The number of lawsuits against hotels by sex trafficked victims continues to be high, and shows no sign of abating. Alas.
By definition, sex trafficking involves prostitution by an unwilling victim, typically female, forced to participate by physical force, fraud and coercion.
A federal statute called the Trafficking Victims Protection Act enables victims to sue hotels that benefit financially from sex trafficking, provided the staff knew or should have known that such illegal activity was occurring.
Typically, [1] hotels deny liability and ask the judge to dismiss the case without the need for a trial. Per court procedure, judges grant such motions if the judge determines, after an initial review of plaintiff’s claim, that plaintiff is not likely to win. In many of the sex trafficking cases against hotels, courts are denying these motions. If so, the cases either proceed to trial or get settled.

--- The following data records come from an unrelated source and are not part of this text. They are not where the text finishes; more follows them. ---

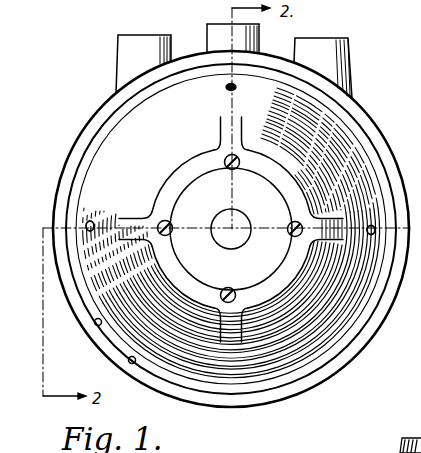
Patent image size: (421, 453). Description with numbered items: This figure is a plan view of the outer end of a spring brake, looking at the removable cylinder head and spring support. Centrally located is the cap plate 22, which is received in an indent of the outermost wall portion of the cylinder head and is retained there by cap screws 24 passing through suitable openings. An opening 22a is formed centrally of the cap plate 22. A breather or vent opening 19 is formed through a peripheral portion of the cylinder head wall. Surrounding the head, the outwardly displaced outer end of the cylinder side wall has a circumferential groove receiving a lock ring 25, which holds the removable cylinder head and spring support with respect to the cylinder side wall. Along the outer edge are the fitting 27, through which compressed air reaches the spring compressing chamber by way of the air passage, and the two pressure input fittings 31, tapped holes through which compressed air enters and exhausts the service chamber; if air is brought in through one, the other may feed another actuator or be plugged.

The breather or vent opening 19 is at (236, 87).
The cap plate 22 is at (208, 167).
The opening 22a is at (236, 243).
The cap screws 24 is at (287, 228).
The lock ring 25 is at (93, 315).
The fitting 27 is at (215, 33).
The pressure input fitting 31 is at (136, 42).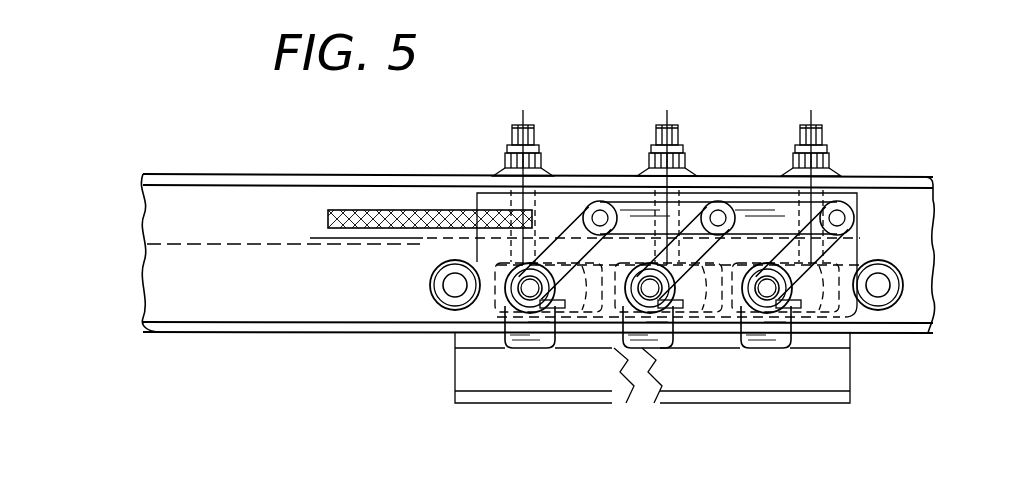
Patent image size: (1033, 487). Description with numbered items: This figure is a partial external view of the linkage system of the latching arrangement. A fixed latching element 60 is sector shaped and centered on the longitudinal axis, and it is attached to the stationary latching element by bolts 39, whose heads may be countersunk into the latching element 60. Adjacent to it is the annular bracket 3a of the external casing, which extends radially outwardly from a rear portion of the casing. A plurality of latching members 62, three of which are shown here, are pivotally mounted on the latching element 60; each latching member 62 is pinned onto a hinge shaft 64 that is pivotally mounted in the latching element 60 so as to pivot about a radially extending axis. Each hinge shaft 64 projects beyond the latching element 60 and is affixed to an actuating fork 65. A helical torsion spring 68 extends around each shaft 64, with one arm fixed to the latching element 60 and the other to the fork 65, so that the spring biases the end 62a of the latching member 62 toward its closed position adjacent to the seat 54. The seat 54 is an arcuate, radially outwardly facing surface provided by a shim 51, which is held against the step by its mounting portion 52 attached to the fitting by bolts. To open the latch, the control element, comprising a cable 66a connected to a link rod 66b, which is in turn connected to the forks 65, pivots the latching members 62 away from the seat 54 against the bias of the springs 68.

The annular bracket 3a is at (417, 200).
The cable 66a is at (353, 212).
The fixed latching element 60 is at (733, 116).
The bolts 39 is at (816, 138).
The link rod 66b is at (633, 203).
The actuating fork 65 is at (600, 201).
The helical torsion spring 68 is at (762, 312).
The end of the latching member 62a is at (757, 348).
The hinge shaft 64 is at (778, 312).
The latching member 62 is at (829, 342).
The seat 54 is at (464, 344).
The shim 51 is at (508, 376).
The mounting portion 52 is at (573, 392).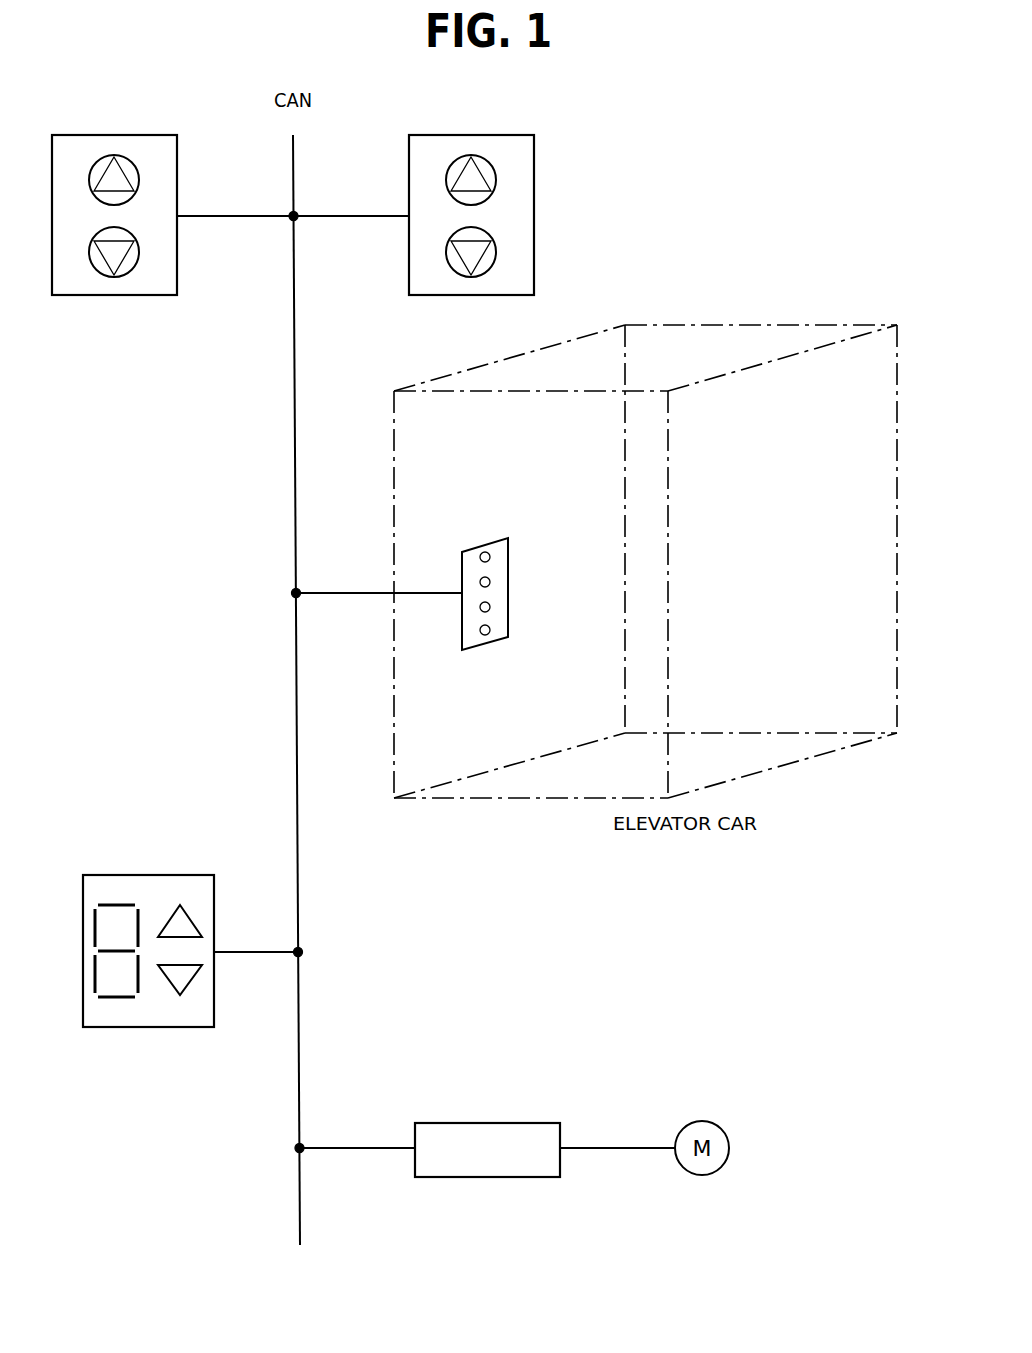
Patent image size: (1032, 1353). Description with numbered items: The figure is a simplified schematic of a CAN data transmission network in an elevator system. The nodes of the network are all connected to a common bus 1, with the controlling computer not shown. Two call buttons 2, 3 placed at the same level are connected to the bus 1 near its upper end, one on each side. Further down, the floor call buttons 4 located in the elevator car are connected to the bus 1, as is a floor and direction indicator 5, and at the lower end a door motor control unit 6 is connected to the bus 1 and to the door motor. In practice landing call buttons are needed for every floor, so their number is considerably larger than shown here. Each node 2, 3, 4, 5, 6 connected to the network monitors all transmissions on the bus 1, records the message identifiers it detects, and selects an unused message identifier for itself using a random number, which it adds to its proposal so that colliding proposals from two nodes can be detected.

The bus 1 is at (298, 888).
The call button 2 is at (147, 288).
The call button 3 is at (525, 188).
The floor call buttons 4 is at (508, 593).
The floor and direction indicator 5 is at (158, 882).
The door motor control unit 6 is at (490, 1127).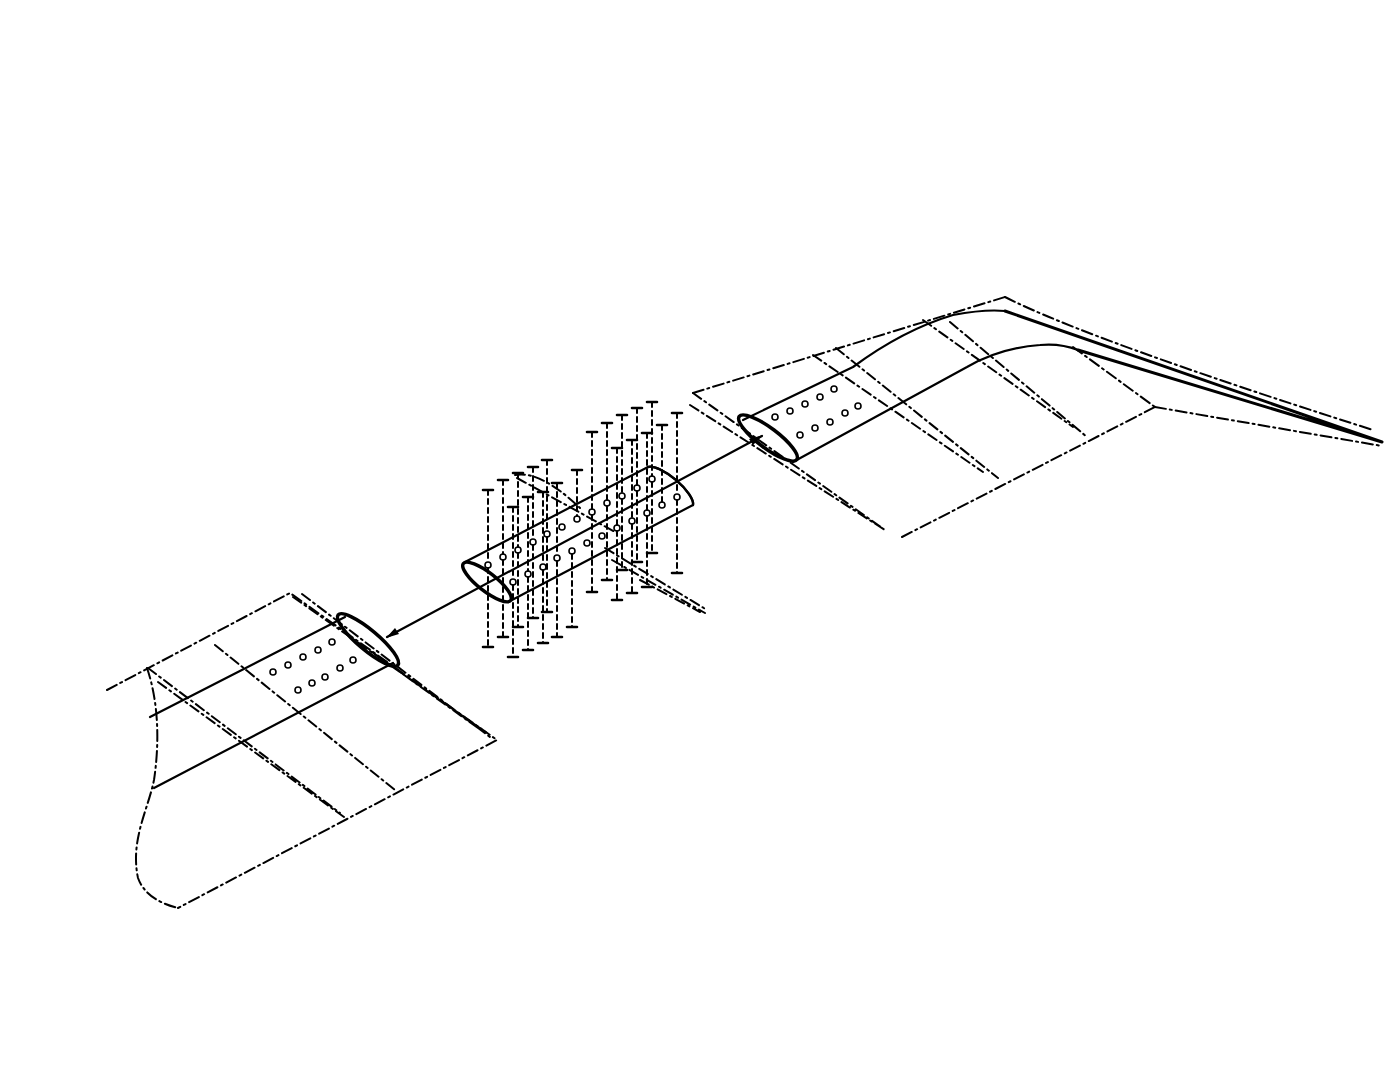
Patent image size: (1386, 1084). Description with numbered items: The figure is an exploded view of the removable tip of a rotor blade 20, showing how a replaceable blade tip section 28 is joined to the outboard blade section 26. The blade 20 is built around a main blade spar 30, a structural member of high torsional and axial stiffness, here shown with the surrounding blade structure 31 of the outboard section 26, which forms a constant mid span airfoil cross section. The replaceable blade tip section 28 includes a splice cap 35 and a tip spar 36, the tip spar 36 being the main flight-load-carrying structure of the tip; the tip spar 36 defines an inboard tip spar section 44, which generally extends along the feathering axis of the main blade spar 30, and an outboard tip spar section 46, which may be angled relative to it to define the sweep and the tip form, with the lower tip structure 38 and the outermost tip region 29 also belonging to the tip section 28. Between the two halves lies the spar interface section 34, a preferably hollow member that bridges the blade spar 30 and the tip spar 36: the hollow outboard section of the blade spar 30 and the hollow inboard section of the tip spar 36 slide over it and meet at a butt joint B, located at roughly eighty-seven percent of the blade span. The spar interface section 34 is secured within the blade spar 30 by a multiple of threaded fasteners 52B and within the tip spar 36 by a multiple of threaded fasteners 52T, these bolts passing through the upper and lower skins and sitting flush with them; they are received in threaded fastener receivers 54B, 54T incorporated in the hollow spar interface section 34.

The blade 20 is at (449, 322).
The outboard blade section 26 is at (260, 644).
The replaceable blade tip section 28 is at (1035, 166).
The wing tip 29 is at (1385, 385).
The main blade spar 30 is at (153, 711).
The lower surface 31 is at (446, 742).
The spar interface section 34 is at (568, 441).
The splice cap 35 is at (1032, 305).
The tip spar 36 is at (878, 346).
The lower skin 38 is at (917, 493).
The inboard tip spar section 44 is at (747, 398).
The outboard tip spar section 46 is at (967, 303).
The threaded fasteners 52T is at (631, 397).
The threaded fasteners 52B is at (628, 633).
The threaded fastener receivers 54T is at (686, 505).
The threaded fastener receivers 54B is at (487, 583).
The butt joint B is at (690, 596).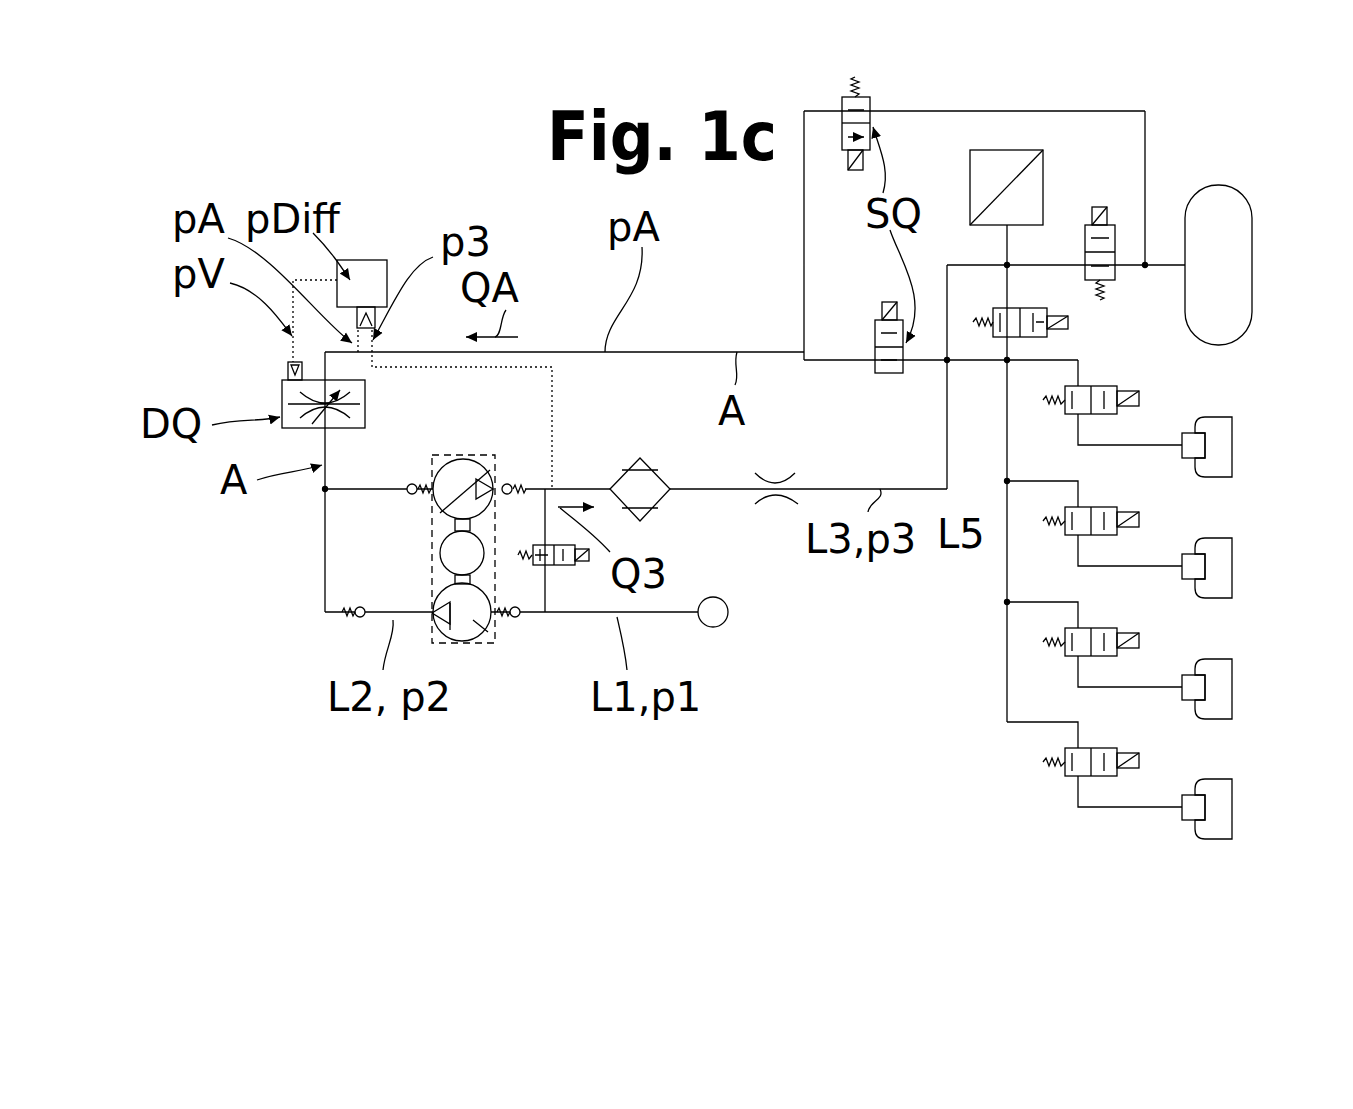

Courts have found the following indicators, alleged in most of these cases, sufficient to avoid dismissal: the trafficker paid for the room with cash or prepaid cards; there is heavy foot traffic in and out of the victim’s hotel room at all hours by men who are not hotel guests and who stay only briefly; traffickers regularly linger around the hotel or in the parking lot while the victim is with a customer; “Do Not Disturb” signs are utilized to keep housekeeping staff away; plaintiff walks around the hotel in sexually explicit clothing; while at the facility plaintiff appears bruised, malnourished and/or drug or alcohol-impaired; online reviews of the hotel attest to the presence of sex trafficking.
In response to the lawsuits, some hotels are denying knowledge that the plaintiff’s participation in the sexual activity was involuntary. Courts are rejecting this defense, noting that the telltale signs of trafficking, identified herein, are sufficient “red flags” to alert the hotel that the plaintiff is not a willing participant.
Note to hotel operators and managers: the buck stops with you. In one recent case the court acknowledged, “The hotel operator controls the training policies and decisions on the implementation and execution of anti-trafficking policies, protocols, rules and guidelines for the motel.” Liability results from failure to implement sufficient training programs and policies for stopping sex trafficking.
Franchisors are often included as defendants based primarily on vicarious liability. They too have been unsuccessful in pursuing motions to dismiss. Plaintiffs allege that franchisors impose standards on franchisees covering virtually all aspects of hotel operations. Courts have found such claims sufficient for plaintiffs to survive a motion to dismiss.
The lessons are clear. Be vigilant. Train your workers. When sex trafficking is suspected, notify police immediately. Thereby you will save the wellbeing of many would-be victims, and protect your establishment from liability.
[1] See, for example, Doe v. Wyndham Hotels & Resorts, Inc., 2025 WL 342092 (NJ, 1/30/25), and P.C. v. D Fort Hotel, LLC, 2025 WL 404296 (Colo., 2/5/2025).